The Gamma strain was more susceptible than the earlier B.1 lineage from which it was derived, to both ATV and remdesivir. For both drugs, the therapeutic margin was wide enough to suggest clinical potential.
In mice models, the drug was found to reach therapeutic concentrations within the plasma and to concentrate in the lungs. Moreover, it improved the survival of infected mice expressing the human angiotensin-converting enzyme 2 (hACE2), when they were treated 12 hours post-infection with ATV. In untreated animals, the mortality is 100% within six days; this was reduced in the treated group.
Finally, it also reduced the inflammation induced by the virus, and prevented cell death, as seen by the examination of bronchoalveolar lavage (BAL). It also mitigated lung damage in infected animals on treatment with the drug. This is due to its anti-inflammatory and antiviral activity, as shown earlier by its ability to reduce the level of SARS-CoV-2-induced cytokine secretion in the monocytes, and pyroptosis due to viral infection.
What are the implications?
Repurposing of clinically approved drugs was thought to be a good way to speed up the development of antivirals against SARS-CoV-2. However, the poor success of this strategy, compared to the better performance of oral antiviral drugs like PAXLOVID™ or molnupiravir, that do reduce hospitalization rates, indicate the central role of detailed preclinical evaluation of a drug.
Earlier, ATV’s anti-SARS-CoV-2 activity was missed in some repurposing studies, because of the need for catalytic water, which is required at the His-41 residue of Mpro, to catalyze proteolytic cleavage.

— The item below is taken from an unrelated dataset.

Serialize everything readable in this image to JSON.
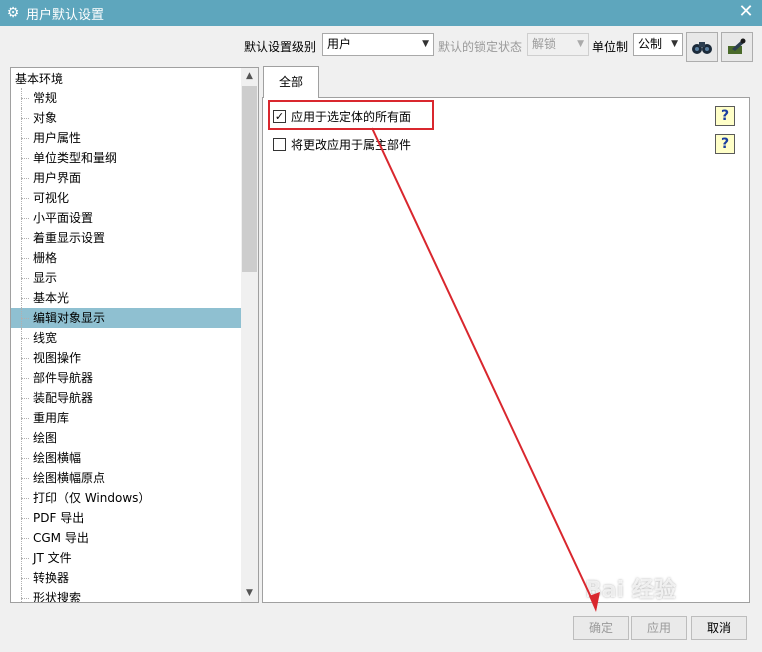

The current study went through the classical steps of cell-based assays and animal models to pave the way for further clinical development of the drug, utilizing the knowledge of the target concentration in plasma and the need for catalytic water. This could lead to analogs that act differently from PAXLOVID™, which binds covalently to the catalytic cysteine to inhibit the enzyme.
The results show that ATV has a different antiviral activity against the virus compared to PAXLOVID™, which encourages further research on drugs acting at the Mpro-ATV interface. Further studies are required to find the dosage at which this drug shows clinical activity against SARS-CoV-2. Compared to the extant literature, ATV can be tolerated short-term at dosages threefold those used in lifelong HIV treatment.
Our studies may contribute to a better comprehension of the Mpro/ATV interaction, which could pave the way to the development of specific inhibitors of this viral protease.”
bioRxiv publishes preliminary scientific reports that are not peer-reviewed and, therefore, should not be regarded as conclusive, guide clinical practice/health-related behavior, or treated as established information.